Given that Israel is a country of similar size, wealth and healthcare standards to many EU member states, the question is why it is so far ahead in the numbers of those vaccinated and what this says about the EU’s competence.

And any lingering European complacency has now been completely shaken by the news that the UK is vaccinating its citizens at roughly double the rate of the EU. The tone of reporting this across Europe is a backhanded compliment to Britain that highlights the damage done by Brexit and the Boris Johnson government to its reputation – essentially, “we must be doing badly if even Britain is doing better”.

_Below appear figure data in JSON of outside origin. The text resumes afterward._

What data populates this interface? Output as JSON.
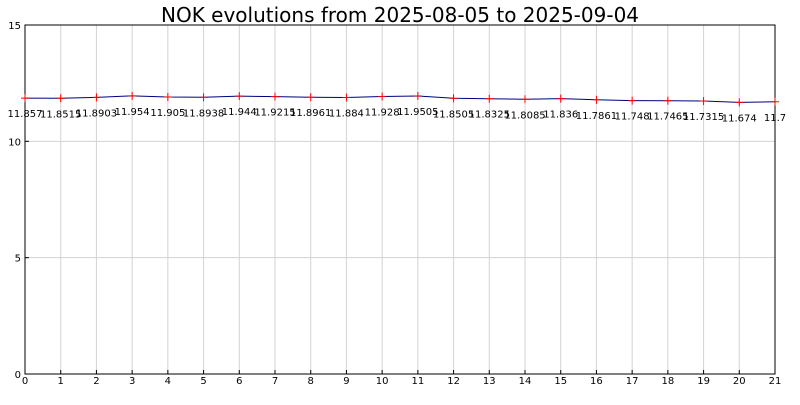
{
  "chart_data": {
    "type": "line",
    "title": "NOK evolutions from 2025-08-05 to 2025-09-04",
    "xlabel": "",
    "ylabel": "",
    "xlim": [
      0,
      21
    ],
    "ylim": [
      0,
      15
    ],
    "x_ticks": [
      "0",
      "1",
      "2",
      "3",
      "4",
      "5",
      "6",
      "7",
      "8",
      "9",
      "10",
      "11",
      "12",
      "13",
      "14",
      "15",
      "16",
      "17",
      "18",
      "19",
      "20",
      "21"
    ],
    "y_ticks": [
      "0",
      "5",
      "10",
      "15"
    ],
    "grid": true,
    "series": [
      {
        "name": "",
        "color": "#000080",
        "marker_color": "#ff0000",
        "x": [
          0,
          1,
          2,
          3,
          4,
          5,
          6,
          7,
          8,
          9,
          10,
          11,
          12,
          13,
          14,
          15,
          16,
          17,
          18,
          19,
          20,
          21
        ],
        "values": [
          11.857,
          11.8515,
          11.8903,
          11.954,
          11.905,
          11.8938,
          11.944,
          11.9215,
          11.8961,
          11.884,
          11.928,
          11.9505,
          11.8505,
          11.8325,
          11.8085,
          11.836,
          11.7861,
          11.748,
          11.7465,
          11.7315,
          11.674,
          11.7
        ],
        "labels": [
          "11.857",
          "11.8515",
          "11.8903",
          "11.954",
          "11.905",
          "11.8938",
          "11.944",
          "11.9215",
          "11.8961",
          "11.884",
          "11.928",
          "11.9505",
          "11.8505",
          "11.8325",
          "11.8085",
          "11.836",
          "11.7861",
          "11.748",
          "11.7465",
          "11.7315",
          "11.674",
          "11.7"
        ]
      }
    ]
  },
  "colors": {
    "background": "#ffffff",
    "plot_background": "#ffffff",
    "frame": "#000000",
    "grid": "#d3d3d3",
    "line": "#000080",
    "marker": "#ff0000",
    "text": "#000000"
  }
}
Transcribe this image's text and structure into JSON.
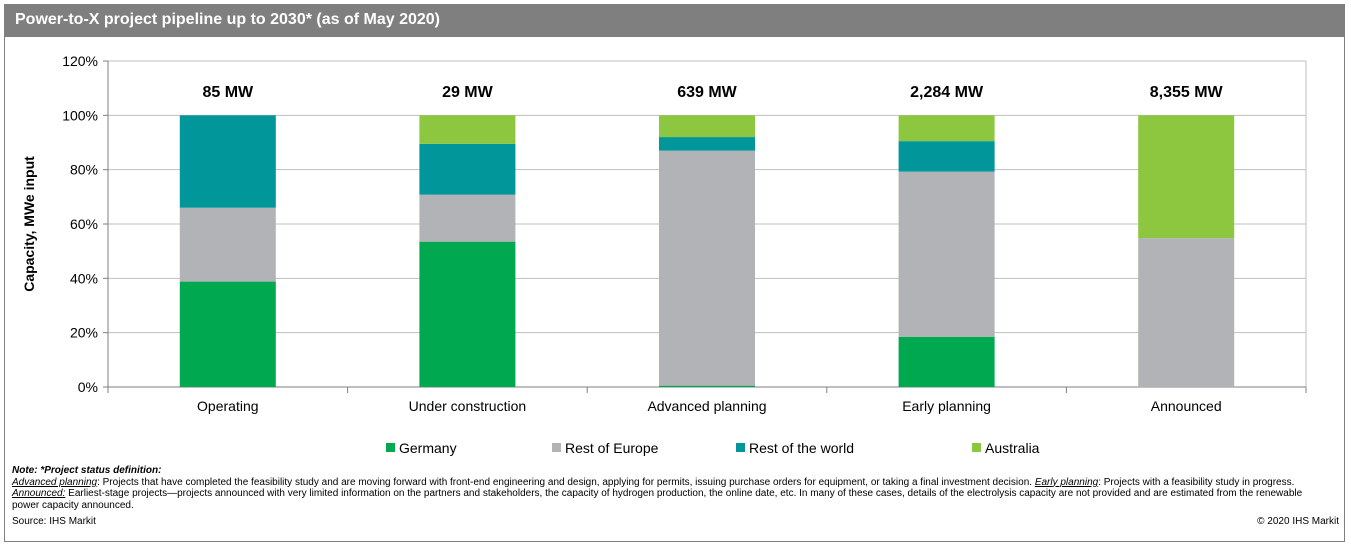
{
  "title": "Power-to-X project pipeline up to 2030* (as of May 2020)",
  "chart_data": {
    "type": "bar",
    "stacked": true,
    "categories": [
      "Operating",
      "Under construction",
      "Advanced planning",
      "Early planning",
      "Announced"
    ],
    "totals": [
      "85 MW",
      "29 MW",
      "639 MW",
      "2,284 MW",
      "8,355 MW"
    ],
    "ylabel": "Capacity, MWe input",
    "ylim": [
      0,
      120
    ],
    "yticks": [
      "0%",
      "20%",
      "40%",
      "60%",
      "80%",
      "100%",
      "120%"
    ],
    "grid": true,
    "legend_position": "bottom",
    "series": [
      {
        "name": "Germany",
        "color": "#00a94f",
        "values": [
          38.8,
          53.5,
          0.5,
          18.5,
          0
        ]
      },
      {
        "name": "Rest of Europe",
        "color": "#b1b3b6",
        "values": [
          27.2,
          17.3,
          86.5,
          60.8,
          54.8
        ]
      },
      {
        "name": "Rest of the world",
        "color": "#00969a",
        "values": [
          34.0,
          18.7,
          5.0,
          11.2,
          0
        ]
      },
      {
        "name": "Australia",
        "color": "#8dc63f",
        "values": [
          0,
          10.5,
          8.0,
          9.5,
          45.2
        ]
      }
    ]
  },
  "notes": {
    "heading": "Note: *Project status definition:",
    "adv_term": "Advanced planning",
    "adv_text": ": Projects that have completed the feasibility study and are moving forward with front-end engineering and design, applying for permits, issuing purchase orders for equipment, or taking a final investment decision. ",
    "early_term": "Early planning",
    "early_text": ": Projects with a feasibility study in progress. ",
    "ann_term": "Announced:",
    "ann_text": " Earliest-stage projects—projects announced with very limited information on the partners and stakeholders, the capacity of hydrogen production, the online date, etc. In many of these cases, details of the electrolysis capacity are not provided and are estimated from the renewable power capacity announced."
  },
  "source": "Source: IHS Markit",
  "copyright": "© 2020 IHS Markit"
}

An extreme example of this perception appeared in the atrociously inaccurate report published in the German business newspaper Handelsblatt earlier this week, claiming that the AstraZeneca vaccine was only 8% effective in older people. The report was subsequently dismissed by the German Ministry of Health, which said the paper had mixed-up some very different statistics. The paper appeared to have muddled up the efficacy rate for over-65s with the number of seniors involved in AstraZeneca’s trials, where they made up 8% of participants.

The blame for this potentially dangerous report that could have discredited the vaccine itself lies entirely with the newspaper concerned. But it’s worth reflecting that the reason it briefly gained traction in Europe was rooted in the AstraZeneca vaccine’s rapid development and its approval being associated with the once-respected, but now widely derided Britain.

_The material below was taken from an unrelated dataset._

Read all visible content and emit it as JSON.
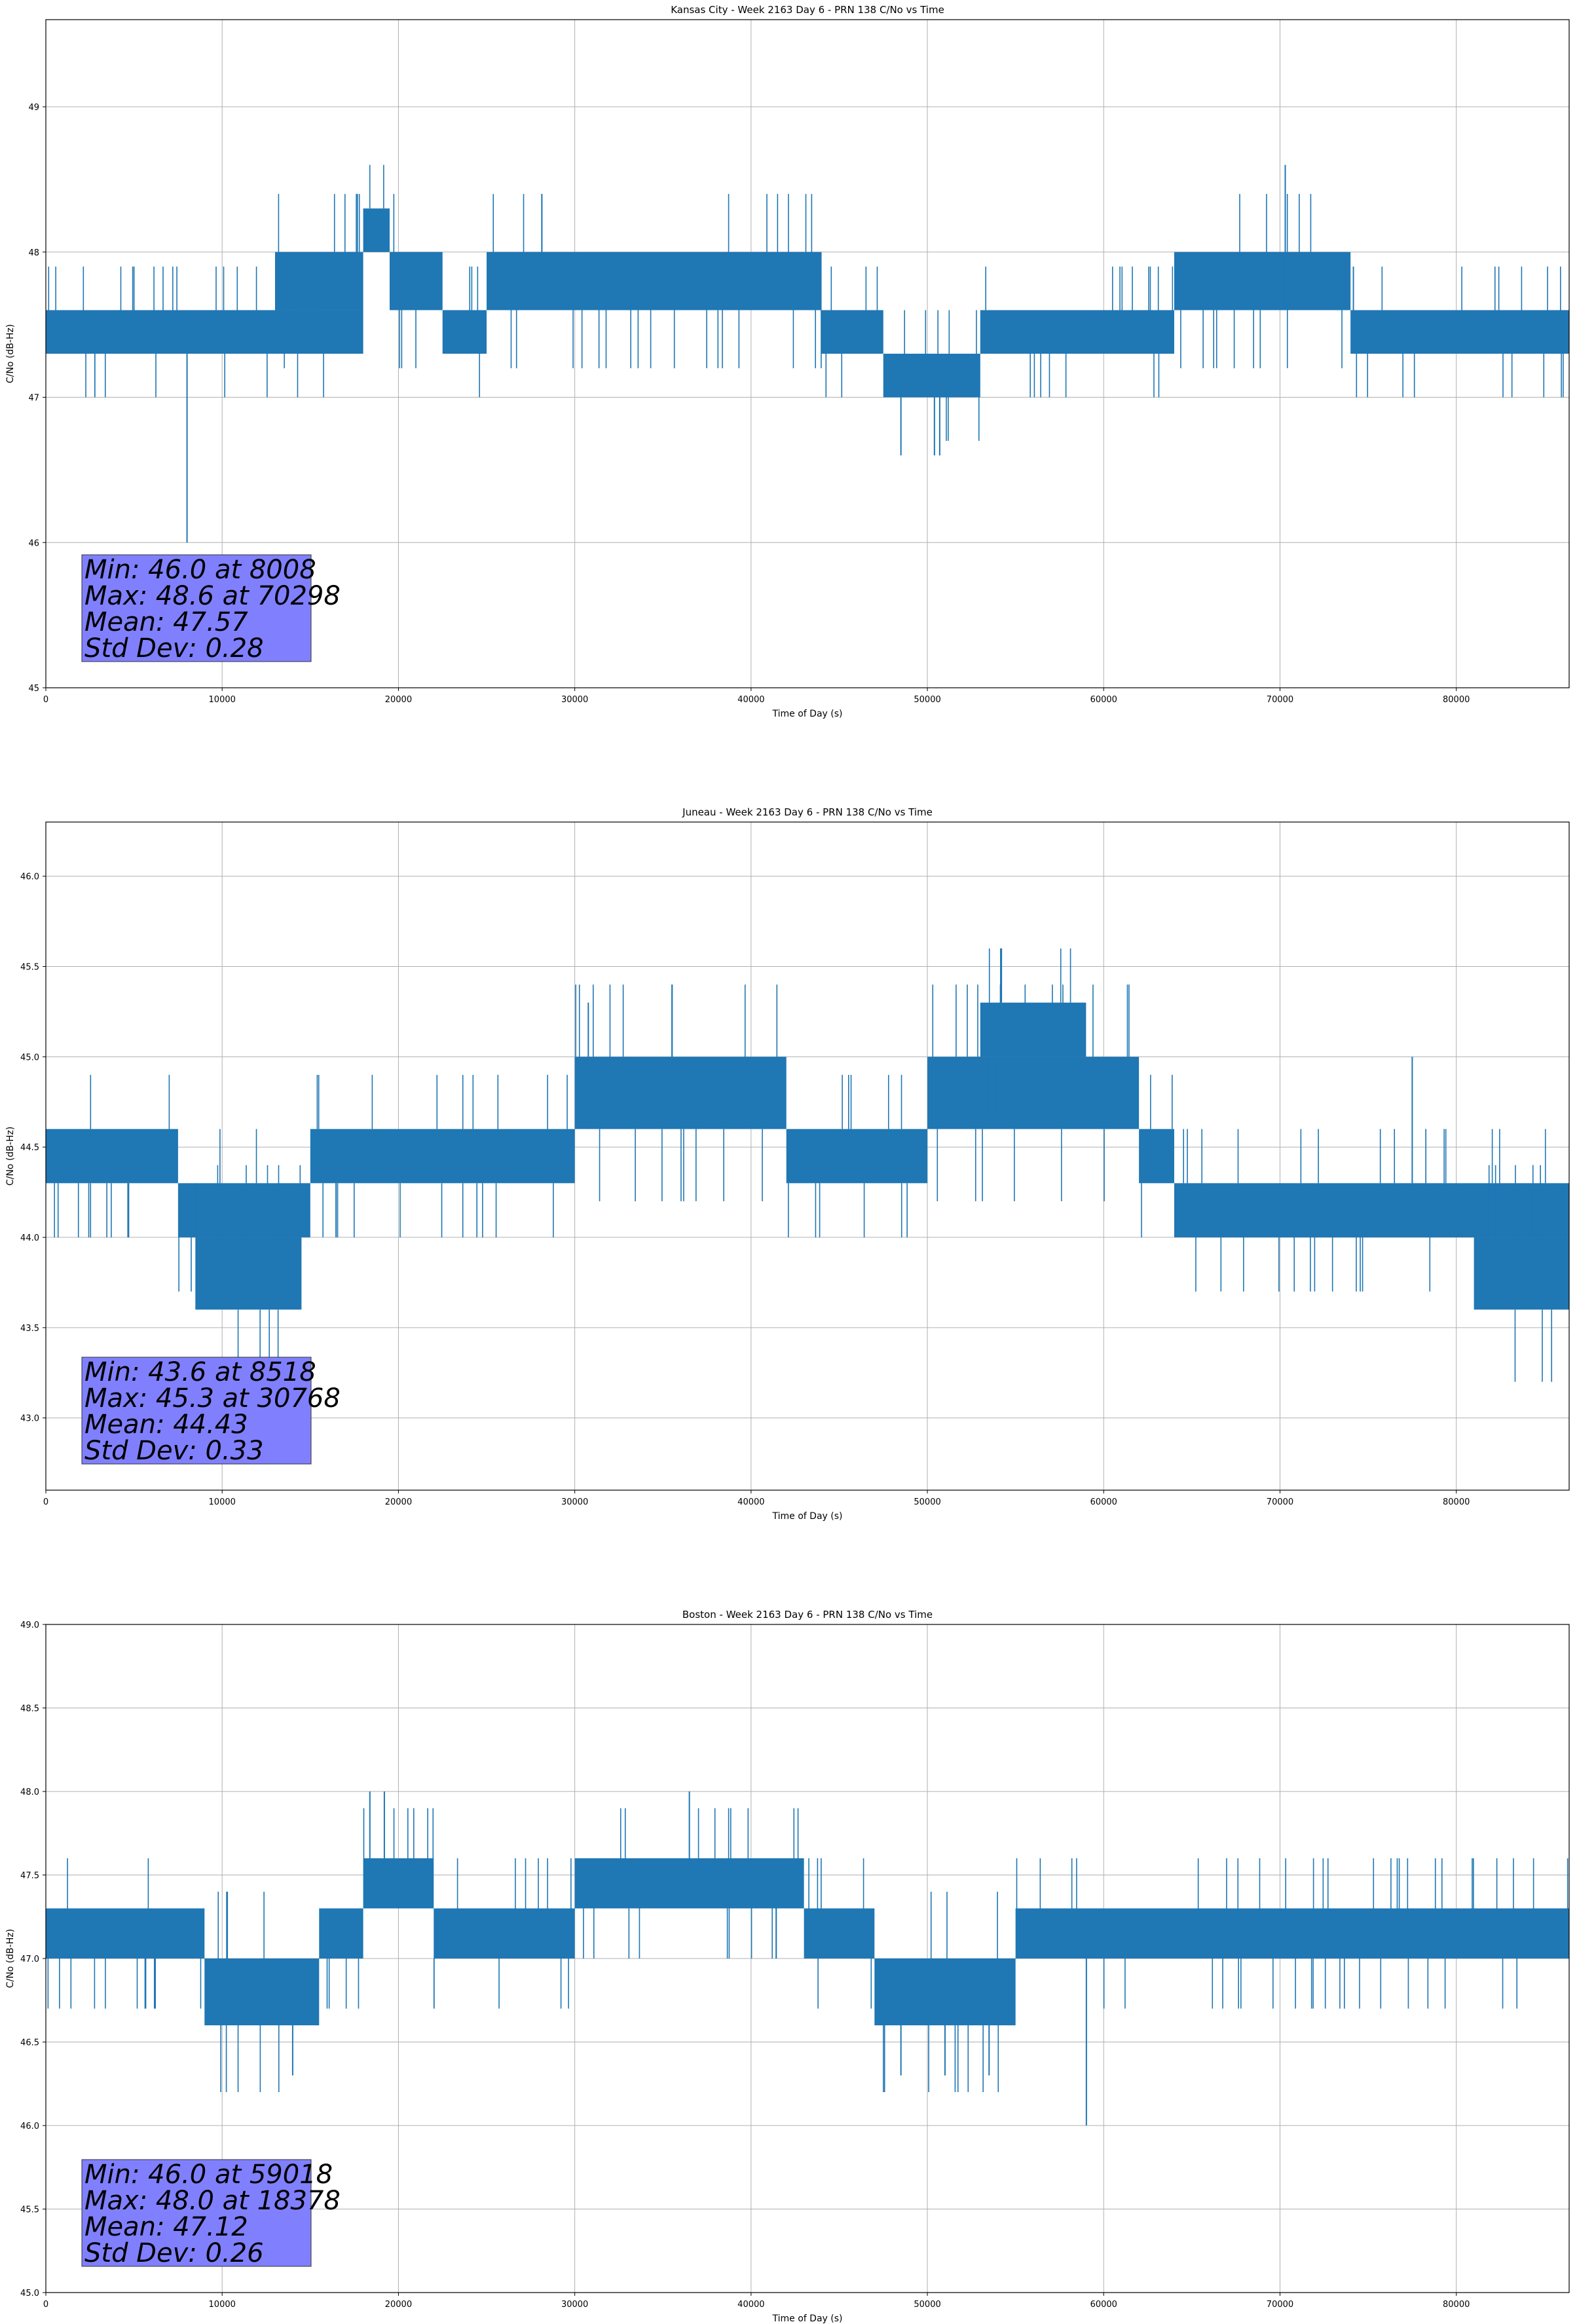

Nonetheless, the reality for the EU is that Britain (albeit with longer-term caveats about its single initial dose and delayed booster strategy) really is doing better with its vaccine rollout.

The big question facing the EU now is how it is going to get its vaccination programme back on track. One worrying suggestion for external countries represents a different form of vaccine nationalism to another internal scramble between individual EU member states. The European Commission is reportedly considering enforcing export controls on vaccines manufactured in the EU (as many of them are, including the Pfizer/BioNTech one, as well as AstraZeneca’s). This would compel them to be supplied to the EU first, potentially causing shortages elsewhere and triggering a dangerous international battle over vaccine supplies.

It must be hoped that the Commission is sufficiently concerned for Europe’s own global reputation to reject that ugly proposal and focused on rectifying its own administrative failures instead.